カリフォルニア級原子力ミサイル巡洋艦
かりふぉるにあきゅうげんしりょくみさいるじゅんようかん
同型艦は2隻で、艦名はかつて、戦艦で使われたアメリカの州名から来ている。1番艦はカリフォルニア、2番艦はサウスカロライナ。本級は、アメリカ海軍が初めて新規に設計した原子力推進のミサイルフリゲートであり、1番艦は、アメリカ海軍の原子力推進巡洋艦としては4番目に当たる。その兵器システムの中核として新開発の艦隊防空システムである、ターター-D・システムを初めて搭載しており、「原子力空母機動部隊の防空中枢艦」と期待された。アメリカ海軍はこのとき、原子力推進のミサイルフリゲートとして、「ベインブリッジ」、「トラクスタン」を運用していたが、これらは既存の嚮導ミサイルフリゲートを元にした改設計艦であり、運用面で若干の問題があった。また、これらが搭載するテリア/ターター・システムはアナログ式であり、海軍戦術情報システムとの統合も不十分で、処理能力に問題があった。

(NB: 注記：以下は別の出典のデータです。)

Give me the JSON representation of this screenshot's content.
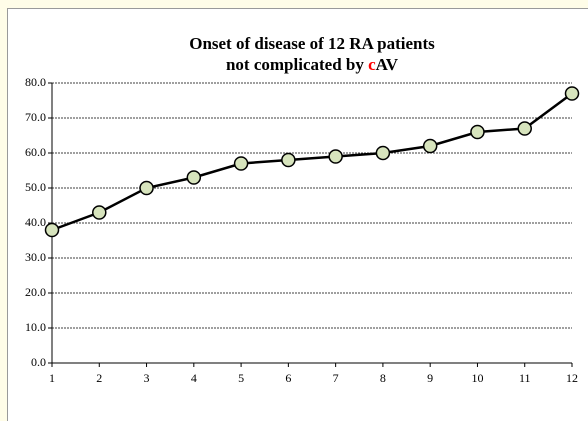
{
  "chart_data": {
    "type": "line",
    "title": [
      "Onset of disease of 12 RA patients",
      [
        "not complicated by ",
        "c",
        "AV"
      ]
    ],
    "highlight_color": "#ff0000",
    "categories": [
      "1",
      "2",
      "3",
      "4",
      "5",
      "6",
      "7",
      "8",
      "9",
      "10",
      "11",
      "12"
    ],
    "values": [
      38,
      43,
      50,
      53,
      57,
      58,
      59,
      60,
      62,
      66,
      67,
      77
    ],
    "color": "#000000",
    "marker_color": "#d7e4bd",
    "ylim": [
      0,
      80
    ],
    "yticks": [
      {
        "value": 0,
        "label": "0.0"
      },
      {
        "value": 10,
        "label": "10.0"
      },
      {
        "value": 20,
        "label": "20.0"
      },
      {
        "value": 30,
        "label": "30.0"
      },
      {
        "value": 40,
        "label": "40.0"
      },
      {
        "value": 50,
        "label": "50.0"
      },
      {
        "value": 60,
        "label": "60.0"
      },
      {
        "value": 70,
        "label": "70.0"
      },
      {
        "value": 80,
        "label": "80.0"
      }
    ],
    "grid": true
  }
}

その打開策として、タイフォン・システムの開発を1958年より開始していたが、これは技術面・コスト面の問題を解決できず、1964年にキャンセルされた。このコンセプトを引き継いだASMS(後のイージス)計画は実現に時間を要することから、漸進的な性能向上を狙って、1965年より、初の統合武器システムとして開発開始されたのがターター-D・システムである。その初の搭載艦として建造されたのが本級であった。本級は、バージニア級、および先行する原子力推進の戦闘艦とともに、原子力空母の直衛艦として活躍することとなった。また、イージスシステムの実用化までの間、最有力の防空戦闘システムであるターター-D・システム搭載艦として、バージニア級、通常推進のキッド級ミサイル駆逐艦とともに艦隊防空の中枢艦となった。